As KSBY celebrates 70 years, we’re looking back at Central Coast history.
Not only did KSBY News go on the air in 1953, but back then, the Atascadero Speedway was the place to be on the weekends.
Although the speedway closed down, there is an online community keeping the legacy of the track up and running.
“On a warm summer’s night, you can still hear the ghosts of the cars racing around,” said Joyce Rabellino, who founded the Atascadero Speedway Facebook group and lives where the track used to be.
A newspaper clip at the Estrella Warbirds Museum dates Sunday, Sept. 6, 1953, as the grand opening races for stock cars, hardtops and jalopies.
“Roy Guy and Lester Guy (brothers) along with Elmer Lee, the owner of the property, built the Atascadero Speedway,” explained Tim McCutcheon, a former pit crew member at the speedway. “Roy and his brother Lester run heavy equipment, so they did the actual grading and you know, graded the hillside down and graded where the stands were and then graded the actual track and brought in clay and made a good clay surface.”
The speedway closed down after two decades, and a bird’s eye view today of the intersection of Carmel Road and Santa Clara Road is very different.
KSBY News asked Rabellino to help picture where the speedway was located in relation to her property.
“Right now we are in the pits,” Rabellino said. “This would be full of cars and mechanics, all wearing white pants. That was mandatory because of the visibility.”
After learning about the speedway, Rabellino created the Atascadero Speedway Facebook Group to keep its history alive.
“Just seemed like it got to a point where people needed to remember,” she said.
The stories are quite fascinating.
“In high school, my dad was a security guard for the track, and we used to go with him to the track,” recalled George Westlund, who used to frequent the track as both an attendee and photographer. “We'd sit up in the dirt above corner number four with a blanket, which was not only to keep warm but also to protect us from the clods of mud that came up.”
Dick Woodland raced in Atascadero around 1963 and 1964.
A replica of his 8 Ball modified car is at the Estrella Warbirds Museum.
“The chassis and body is 32 Ford, so you had to nudge the frame, and I would call boxing stiffened by welding plates along the inside,” Woodland explained.
Rules were a little different back then.
“Basically a button shirt, modern t-shirts with the cigarettes rolled up in the sleeve and you know, Levi's,” Woodland recalled with a laugh.
Tammie Elliott Wenter’s ties to the speedway run deep.
“My dad started racing in '64 here at Atascadero Speedway, and then in '69 to '71, my dad was the manager of the speedway,” she said.
She shared a photo of a little girl in a poofy dress.
“That's me as a trophy girl in 1965 for Corky Miler, who was actually the manager of the track when the track closed in '73,” she explained.
As she got older, Elliott Wenter took on other responsibilities.

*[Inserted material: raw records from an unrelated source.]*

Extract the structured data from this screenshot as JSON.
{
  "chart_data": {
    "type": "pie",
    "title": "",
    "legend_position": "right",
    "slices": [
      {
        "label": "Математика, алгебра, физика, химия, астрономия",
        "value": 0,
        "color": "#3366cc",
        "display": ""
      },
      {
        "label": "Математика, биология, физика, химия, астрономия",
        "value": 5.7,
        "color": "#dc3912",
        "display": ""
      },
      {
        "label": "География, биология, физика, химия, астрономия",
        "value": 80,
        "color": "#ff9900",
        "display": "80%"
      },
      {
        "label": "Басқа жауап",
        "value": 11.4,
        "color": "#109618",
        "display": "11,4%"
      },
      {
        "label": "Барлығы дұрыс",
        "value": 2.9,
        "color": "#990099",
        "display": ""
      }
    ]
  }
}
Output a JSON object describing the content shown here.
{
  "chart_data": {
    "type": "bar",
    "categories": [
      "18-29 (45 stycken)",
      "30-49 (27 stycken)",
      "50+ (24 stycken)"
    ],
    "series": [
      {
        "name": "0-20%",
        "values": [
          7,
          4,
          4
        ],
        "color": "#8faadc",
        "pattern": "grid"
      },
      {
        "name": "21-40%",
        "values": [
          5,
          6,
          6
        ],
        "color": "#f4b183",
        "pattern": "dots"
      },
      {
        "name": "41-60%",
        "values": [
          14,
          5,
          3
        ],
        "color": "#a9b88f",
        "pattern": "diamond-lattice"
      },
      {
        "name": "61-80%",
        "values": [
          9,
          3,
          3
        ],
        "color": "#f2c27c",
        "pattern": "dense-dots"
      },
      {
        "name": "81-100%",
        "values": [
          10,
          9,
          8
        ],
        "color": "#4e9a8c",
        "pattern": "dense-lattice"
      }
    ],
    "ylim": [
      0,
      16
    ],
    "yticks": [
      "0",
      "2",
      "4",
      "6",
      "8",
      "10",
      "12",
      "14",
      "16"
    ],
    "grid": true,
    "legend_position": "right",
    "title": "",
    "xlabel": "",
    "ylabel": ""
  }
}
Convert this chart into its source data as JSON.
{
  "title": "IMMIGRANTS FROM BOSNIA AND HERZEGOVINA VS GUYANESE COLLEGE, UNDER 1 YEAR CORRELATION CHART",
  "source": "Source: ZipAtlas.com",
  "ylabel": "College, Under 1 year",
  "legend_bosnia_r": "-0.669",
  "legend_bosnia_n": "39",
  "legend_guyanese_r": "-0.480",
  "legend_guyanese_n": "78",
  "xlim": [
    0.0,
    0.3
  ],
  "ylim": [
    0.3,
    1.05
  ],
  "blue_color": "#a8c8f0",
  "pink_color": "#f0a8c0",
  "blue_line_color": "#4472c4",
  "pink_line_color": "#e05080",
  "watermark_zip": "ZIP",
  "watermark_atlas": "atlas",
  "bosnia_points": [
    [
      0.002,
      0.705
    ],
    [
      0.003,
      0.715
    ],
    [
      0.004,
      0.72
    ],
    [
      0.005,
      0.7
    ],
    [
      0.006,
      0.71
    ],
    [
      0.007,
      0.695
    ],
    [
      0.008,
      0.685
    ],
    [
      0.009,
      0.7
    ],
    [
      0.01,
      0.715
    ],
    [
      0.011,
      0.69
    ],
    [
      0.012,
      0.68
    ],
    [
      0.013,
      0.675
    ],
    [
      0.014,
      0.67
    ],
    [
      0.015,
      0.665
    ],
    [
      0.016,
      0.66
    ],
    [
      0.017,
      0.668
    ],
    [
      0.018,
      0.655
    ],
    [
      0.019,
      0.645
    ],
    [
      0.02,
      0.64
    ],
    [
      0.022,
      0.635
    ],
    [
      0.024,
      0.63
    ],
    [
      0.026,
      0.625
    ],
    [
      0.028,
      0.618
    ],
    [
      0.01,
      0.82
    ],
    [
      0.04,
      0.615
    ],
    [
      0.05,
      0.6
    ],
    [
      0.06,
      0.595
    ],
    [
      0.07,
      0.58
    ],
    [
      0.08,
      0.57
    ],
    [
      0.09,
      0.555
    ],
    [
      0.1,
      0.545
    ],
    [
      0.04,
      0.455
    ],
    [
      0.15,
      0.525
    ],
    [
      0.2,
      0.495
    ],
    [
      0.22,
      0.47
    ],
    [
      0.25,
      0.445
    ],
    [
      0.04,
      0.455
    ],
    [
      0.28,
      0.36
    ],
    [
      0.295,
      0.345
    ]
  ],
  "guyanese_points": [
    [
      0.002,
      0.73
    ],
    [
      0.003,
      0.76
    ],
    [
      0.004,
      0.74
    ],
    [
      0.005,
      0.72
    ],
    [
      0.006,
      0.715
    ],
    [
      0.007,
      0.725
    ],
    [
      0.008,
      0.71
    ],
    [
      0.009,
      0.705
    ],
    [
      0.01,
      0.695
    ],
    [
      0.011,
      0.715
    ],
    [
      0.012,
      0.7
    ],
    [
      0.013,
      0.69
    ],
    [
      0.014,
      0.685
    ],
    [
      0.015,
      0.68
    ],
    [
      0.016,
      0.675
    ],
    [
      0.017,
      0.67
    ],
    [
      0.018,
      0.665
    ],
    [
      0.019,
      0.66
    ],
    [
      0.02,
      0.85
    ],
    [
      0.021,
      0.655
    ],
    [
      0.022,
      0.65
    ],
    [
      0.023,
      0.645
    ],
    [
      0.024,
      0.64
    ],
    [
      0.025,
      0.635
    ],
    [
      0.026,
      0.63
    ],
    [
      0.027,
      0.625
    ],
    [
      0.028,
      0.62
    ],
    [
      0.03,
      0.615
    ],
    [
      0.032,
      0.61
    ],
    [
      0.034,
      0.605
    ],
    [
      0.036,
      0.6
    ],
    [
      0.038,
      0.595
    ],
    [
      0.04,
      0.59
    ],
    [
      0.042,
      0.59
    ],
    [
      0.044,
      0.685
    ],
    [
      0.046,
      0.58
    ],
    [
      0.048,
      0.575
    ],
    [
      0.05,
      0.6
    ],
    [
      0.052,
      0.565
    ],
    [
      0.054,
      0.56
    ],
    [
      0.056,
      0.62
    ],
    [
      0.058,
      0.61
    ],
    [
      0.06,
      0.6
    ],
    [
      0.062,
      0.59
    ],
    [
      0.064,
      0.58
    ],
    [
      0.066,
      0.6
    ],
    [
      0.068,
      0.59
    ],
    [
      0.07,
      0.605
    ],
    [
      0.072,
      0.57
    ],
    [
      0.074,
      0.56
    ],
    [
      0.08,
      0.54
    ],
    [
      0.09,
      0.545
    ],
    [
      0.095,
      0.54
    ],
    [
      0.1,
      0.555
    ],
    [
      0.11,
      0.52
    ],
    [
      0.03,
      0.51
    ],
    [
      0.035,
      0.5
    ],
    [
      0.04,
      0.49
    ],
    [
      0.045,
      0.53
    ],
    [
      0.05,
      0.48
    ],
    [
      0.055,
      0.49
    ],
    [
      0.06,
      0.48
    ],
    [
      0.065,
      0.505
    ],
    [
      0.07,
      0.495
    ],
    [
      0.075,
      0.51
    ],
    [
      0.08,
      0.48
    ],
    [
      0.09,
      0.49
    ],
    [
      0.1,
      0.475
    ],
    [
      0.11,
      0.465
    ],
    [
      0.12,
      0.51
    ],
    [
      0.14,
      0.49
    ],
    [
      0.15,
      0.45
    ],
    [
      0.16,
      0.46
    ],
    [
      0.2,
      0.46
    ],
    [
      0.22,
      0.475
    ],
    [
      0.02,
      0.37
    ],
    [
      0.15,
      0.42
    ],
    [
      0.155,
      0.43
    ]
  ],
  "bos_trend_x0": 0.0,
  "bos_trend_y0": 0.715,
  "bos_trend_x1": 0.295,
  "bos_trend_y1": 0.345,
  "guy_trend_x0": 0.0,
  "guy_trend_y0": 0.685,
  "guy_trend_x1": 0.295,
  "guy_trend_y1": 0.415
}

“When I was 10 and 11 years old, I sold programs at the track at the north gate with my grandfather who sold tickets at the gate,” she recalled.
Mike Keller visited the Atascadero Speedway when he was 11 years old and was inspired to become a racer.
“I got to watch Red Mulligan and Corky Miler and all those guys race Super Modifieds and it was, that was my first experience,” he said.
It wasn’t just cars. A video from 1969 shows motorcycles racing on the dirt track
Westlund shared some photos he took in 1972 while on assignment for KSBY News.
“My first job out of high school — I got a job at KSBY in the production department, and I was going to be going to the races one night and they asked me to get some pictures for the news, so I grabbed one of the station's Nikons and headed up to the track and actually spent most of the night in the infield,” Westlund remembered.
The Atascadero Speedway became more than just a social spot. McCutchen grew up there.
“Probably when I was 13, I started cleaning the stands on Sundays and then after that, I graduated to coming in and working in the pits,” McCutchen said.
He became part of the Speedway family after founder Roy Guy Sr. took him under his wing.
“Roy Guy Sr. became like my second father. I’d lost my dad, so Roy Guy Sr., I called him papa,” McCutchen added.
The speedway closed down in 1973 after the property was sold.
But 1973 is a year McCutchen will never forget.
“Roy Jr. and Bobby Roy's younger brother, myself and several other guys built a new super modified after a mishap with the previous one. We raced for the last championship at the speedway and won the last championship.”
Although the speedway is physically gone...
“You see the grandstands were back on the hill […] the announcer's booth was right up there by the tree line, and the snack bar and restrooms were up in that corner,” Rabellino described.
Its spirit lives on.
“It was the place to go Saturday nights. It was a gathering place. It was a fun place,” McCutchen said.
“The noises and the excitement — it just, it overwhelmed you is what it did,” Keller added.
The Atascadero Speedway Facebook Group remains active with over 1,100 members who post stories, photos and newspaper clippings.
Rabellino told KSBY News she hopes all the materials she has compiled can be exhibited at a museum one day.